Partizipation und Transparenz bedeutet, dass Pflichtenträger rechenschaftspflichtig gegenüber Rechtsträgern gemacht werden müssen. Pflichtenträger sind überwiegend staatliche Institutionen, aber auch Geberagenturen. Leider bestimmen in vielen Ländern die Geber die Klima-Agenda. Rechenschaftspflicht öffentlicher Institutionen ist ein Grundstein der Demokratie, der aber für viele Entwicklungsländer als Rechtsträger nicht gilt. Es ist besorgniserregend, wenn selbst Befürworter des grünen Wachstums aus Geberländern „starke" politische Leadership fordern, damit „der Zug rechtzeitig in Fahrt kommt". Dahinter steht die Furcht, Politiker könnten „zu rechenschaftspflichtig" gegenüber einer Bevölkerung sein, die grünes Wachstum skeptisch betrachtet.

 

Wer ist wem gegenüber ­verantwortlich

Die entscheidende Frage im Zusammenhang mit Armut und Benachteiligung lautet: „Wer ist wem gegenüber verantwortlich?" Ist das Ziel Armutsminderung, so sollten die politisch Verantwortlichen denjenigen gegenüber rechenschaftspflichtig sein, die vom Klimawandel betroffen sind – inklusive Viehhaltern, Kleinbauern und diejenigen, die von dem Leben, was der Wald hergibt.

Die betroffenen Gemeinschaften machen jedoch keine große Wählerschaft aus und sie gehören oft marginalisierten ethnischen Gruppen an. Es ist gewiss nicht einfach, sie in einen Diskurs zu politischer Verantwortlichkeit einzubeziehen. Wo das nicht geschieht, kommt es aber häufiger zu Gewaltkonflikten.

Aus gutem Grund ist das Diskriminierungsverbot das entscheidende Kriterium des hier besprochenen menschenrechtsbasierten Ansatzes. Auch Geschlechtergleichstellung ist ein wichtiges Thema. Denn die erwähnten Großfarmen sind oft Bestandteil grüner Wachstumsstrategien – und dieser Sektor ist in vielen Ländern eine Männerdomäne.
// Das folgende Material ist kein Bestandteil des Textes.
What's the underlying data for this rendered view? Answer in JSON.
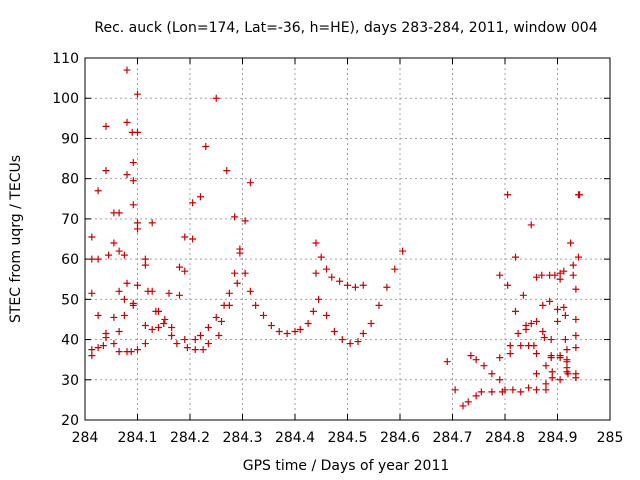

Bei Frauen geht es bei der Anpassung an den Klimawandel meist darum, wie sie die Ernährung ihrer Familie über Diversifikation sichern können. Für Kleinbetriebe hat „Wachstum" eine andere Bedeutung und sie erwirtschaften diesen beispielsweise über den Verkauf auf lokalen Märkten. Solche Strategien sind ausgesprochen wichtig, werden aber bei grünen Wachstumsprogrammen nicht berücksichtigt. Die Gefahr, dass die Diskriminierung von Frauen sich verschärft, ist groß. Wer sich mit Genderfragen im Kontext ländlicher Entwicklung befasst, weiß um diese Problematik.

 

Fazit

Wir wissen, wie schwer es ist, dynamisches mit inklusivem Wachstum zu kombinieren. Grünes Wachstum als Slogan ist unproblematisch, solange wir die Erfahrungen aus der Entwicklungspolitik berücksichtigen. Menschenrechtsbasierte Ansätze können dazu beitragen, dass wir uns von der Win-win-Rhetorik grüner Wachstumsideologen nicht über potenzielle Armutsfallen hinwegtäuschen lassen.

 

Ian Christoplos ist Forschungsleiter am Danish Institute for International Studies. Er hat sich auf Bodenschätze und Entwicklung spezialisiert.